Cinema com Rapadura

OPINIÃO   quinta-feira, 09 de agosto de 2018

Megatubarão (2018): um mar de incoerências

Sem saber para que lado seguir, o filme se perde num oceano de ideias mal elaboradas. Salva-se uma ou outra cena visualmente bem construída, o que é nada para um longa de tamanha proporção, que pouco consegue fazer para não ser superficial.

Quando Steven Spielberg lançou seu icônico “Tubarão”, em 1975,  a proposta era mostrar uma criatura marinha voraz que seria uma ameaça para os humanos. Ele não precisava ser gigante, afinal o tamanho da criatura não está, necessariamente, relacionado ao seu poder de destruição. O diretor sabia disso e, mais importante, sabia que o mais importante era contar uma história simples de um jeito plausível. O resultado é um filme que faz com que o público aceite qualquer exagero em tela, caso seja preciso dele em algum momento.

Tal capacidade de dialogar com quem está assistindo um filme como o de Spielberg é parte fundamental da experiência com o cinema – seja como realizador ou como público, e é o que falta a “Megatubarão”. Ao menos em parte, uma vez que o filme mira o mercado chinês e não tenta esconder tal ambição. A trama apresenta um grupo de pesquisadores que decide investigar o que há abaixo da camada mais profunda do oceano. Ao voltar à superfície, trazem com eles um Megalodonte que irá caçar tudo o que encontrar pelo caminho.

Parece haver um fascínio do cinema envolvendo o fundo do mar. Como se o ambiente fosse próximo do sagrado, nunca podendo ser motivo de piadas. E Jon Turteltaub (“Última Viagem a Vegas”) não demonstra interesse em subverter essa concepção. Seu filme se leva a sério demais para as situações absurdas que cria e nesse sentido, o terceiro ato é exaustivamente improvável.
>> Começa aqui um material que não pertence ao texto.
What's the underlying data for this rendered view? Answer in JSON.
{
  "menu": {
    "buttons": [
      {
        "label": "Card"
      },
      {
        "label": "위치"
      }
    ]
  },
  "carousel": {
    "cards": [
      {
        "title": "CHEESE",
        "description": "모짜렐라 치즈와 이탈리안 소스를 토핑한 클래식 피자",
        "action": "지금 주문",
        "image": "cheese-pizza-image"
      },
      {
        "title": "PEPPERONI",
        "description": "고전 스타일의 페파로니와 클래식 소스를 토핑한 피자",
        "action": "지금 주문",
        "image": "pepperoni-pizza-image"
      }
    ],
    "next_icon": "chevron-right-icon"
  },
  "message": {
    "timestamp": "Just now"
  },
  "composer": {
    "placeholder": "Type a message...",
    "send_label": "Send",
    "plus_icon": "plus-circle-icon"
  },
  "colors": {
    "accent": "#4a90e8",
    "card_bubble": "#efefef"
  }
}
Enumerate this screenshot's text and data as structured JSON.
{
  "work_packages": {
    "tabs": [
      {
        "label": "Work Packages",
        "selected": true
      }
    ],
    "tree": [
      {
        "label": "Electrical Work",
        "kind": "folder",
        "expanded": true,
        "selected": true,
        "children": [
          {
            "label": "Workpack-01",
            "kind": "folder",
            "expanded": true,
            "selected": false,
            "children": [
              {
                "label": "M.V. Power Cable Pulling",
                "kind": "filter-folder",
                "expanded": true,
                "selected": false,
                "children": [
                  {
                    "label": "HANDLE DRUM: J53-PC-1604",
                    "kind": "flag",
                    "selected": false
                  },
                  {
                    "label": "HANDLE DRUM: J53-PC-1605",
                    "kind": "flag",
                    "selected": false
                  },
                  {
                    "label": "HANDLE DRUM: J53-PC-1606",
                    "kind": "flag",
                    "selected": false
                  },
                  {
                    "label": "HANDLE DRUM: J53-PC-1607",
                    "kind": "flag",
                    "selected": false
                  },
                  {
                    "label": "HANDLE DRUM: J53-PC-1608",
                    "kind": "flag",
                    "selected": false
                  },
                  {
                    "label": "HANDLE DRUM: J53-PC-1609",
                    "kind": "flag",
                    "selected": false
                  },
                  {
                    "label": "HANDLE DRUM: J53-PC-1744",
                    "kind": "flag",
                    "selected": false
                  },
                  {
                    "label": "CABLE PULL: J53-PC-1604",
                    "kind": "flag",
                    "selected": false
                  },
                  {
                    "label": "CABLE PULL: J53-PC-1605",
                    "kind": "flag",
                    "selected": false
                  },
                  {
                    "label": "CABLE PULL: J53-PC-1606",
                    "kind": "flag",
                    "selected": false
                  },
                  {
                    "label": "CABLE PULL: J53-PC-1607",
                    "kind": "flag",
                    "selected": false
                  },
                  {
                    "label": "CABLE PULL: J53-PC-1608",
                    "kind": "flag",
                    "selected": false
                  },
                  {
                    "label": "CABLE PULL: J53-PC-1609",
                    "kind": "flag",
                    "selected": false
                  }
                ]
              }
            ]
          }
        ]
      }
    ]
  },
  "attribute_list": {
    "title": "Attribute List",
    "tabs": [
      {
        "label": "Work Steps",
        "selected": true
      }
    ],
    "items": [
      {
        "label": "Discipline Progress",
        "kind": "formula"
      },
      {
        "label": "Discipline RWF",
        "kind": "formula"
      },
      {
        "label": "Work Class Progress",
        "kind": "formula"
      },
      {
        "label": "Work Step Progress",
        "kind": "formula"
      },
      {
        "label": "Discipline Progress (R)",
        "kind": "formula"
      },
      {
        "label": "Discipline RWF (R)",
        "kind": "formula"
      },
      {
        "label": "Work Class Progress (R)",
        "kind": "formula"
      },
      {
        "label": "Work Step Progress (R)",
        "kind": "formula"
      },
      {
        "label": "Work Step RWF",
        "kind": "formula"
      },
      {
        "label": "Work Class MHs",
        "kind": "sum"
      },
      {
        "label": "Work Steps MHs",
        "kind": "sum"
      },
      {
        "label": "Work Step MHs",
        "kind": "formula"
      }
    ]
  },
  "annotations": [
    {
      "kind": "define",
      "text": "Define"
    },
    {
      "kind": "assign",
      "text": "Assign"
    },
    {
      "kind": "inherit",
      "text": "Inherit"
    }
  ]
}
Algo que seria facilmente resolvido com um tom menos rigoroso.

Outro elemento levado a sério demais são as personagens. Começando por Jonas Taylor (Jason Statham de “Velozes e Furiosos 8”), que é o clichê do herói assombrado pelo passado e que deve reviver seus traumas. Statham é colocado em situações absurdas, compatíveis com a escala do filme – ou as escalas, pois o mega tubarão sempre tem o tamanho que lhe é conveniente. O filme se perde quando procura tratar tudo com uma seriedade que clama por ser deixada de lado. Isso não torna o filme essencialmente ruim, mas cria uma incoerência entre o tom do que é mostrado e as suas consequências.

Soma-se a isso os terríveis momentos de alívio cômico, com frases de efeito e piadas sem timing cômico. Tudo para deixar o filme menos sisudo, o que, mais uma vez, poderia funcionar caso a proposta fosse esta. Mas o longa dialoga com momentos promissores de terror subaquático nos primeiros minutos. A tensão é bem construída, existem elementos narrativos para justificar algumas decisões e tudo se completa com uma fotografia claustrofóbica que tenta abrir o campo de visão sempre próximo aos atores (sobretudo dentro dos submarinos), causando uma sensação de aperto. E quando a tensão se aproxima de algum ápice, as piadas tentam quebrar o sentimento pesado.

É a partir deste momento que o longa se deixa levar para algo próximo de uma comédia sem graça ou de um filme de ação fraco. Ambas as tentativas entram em conflito, cabendo a Statham se valer de seu histórico em thrillers frenéticos. Enquanto isso há uma tentativa de estabelecer um vilão humano, que se guia pelo dinheiro (em outra construção de clichês) e se mostra pior que o tubarão gigantesco.

O resultado dessa mistura é algo que parece ter sido dirigido por um produtor, cabendo à direção tentar realizar todos os desejos de alguém que não entende do assunto. Talvez isso se aproxime do atual interesse por cinema blockbuster na China, uma vez que não faltam referências ao gigante asiático – das relações políticas atuais a uma praia repleta de coadjuvantes chineses.

Com tudo isso “Megatubarão” é um desses filmes que chegam para fazer muito dinheiro sem ter algo para oferecer de fato. Ele tenta entregar diversos longas numa obra apenas. As atuações são incômodas (sempre fica o sentimento de que os atores estão lendo um texto e não atuando) assim como o carisma das personagens (e pensar que em “Tubarão”, até o vilão do filme tinha seu próprio carisma). Tudo isso resulta numa obra que tenta entregar muitas coisas sem ser efetiva. Faltou alguém avisar que bons filmes demandam coerência.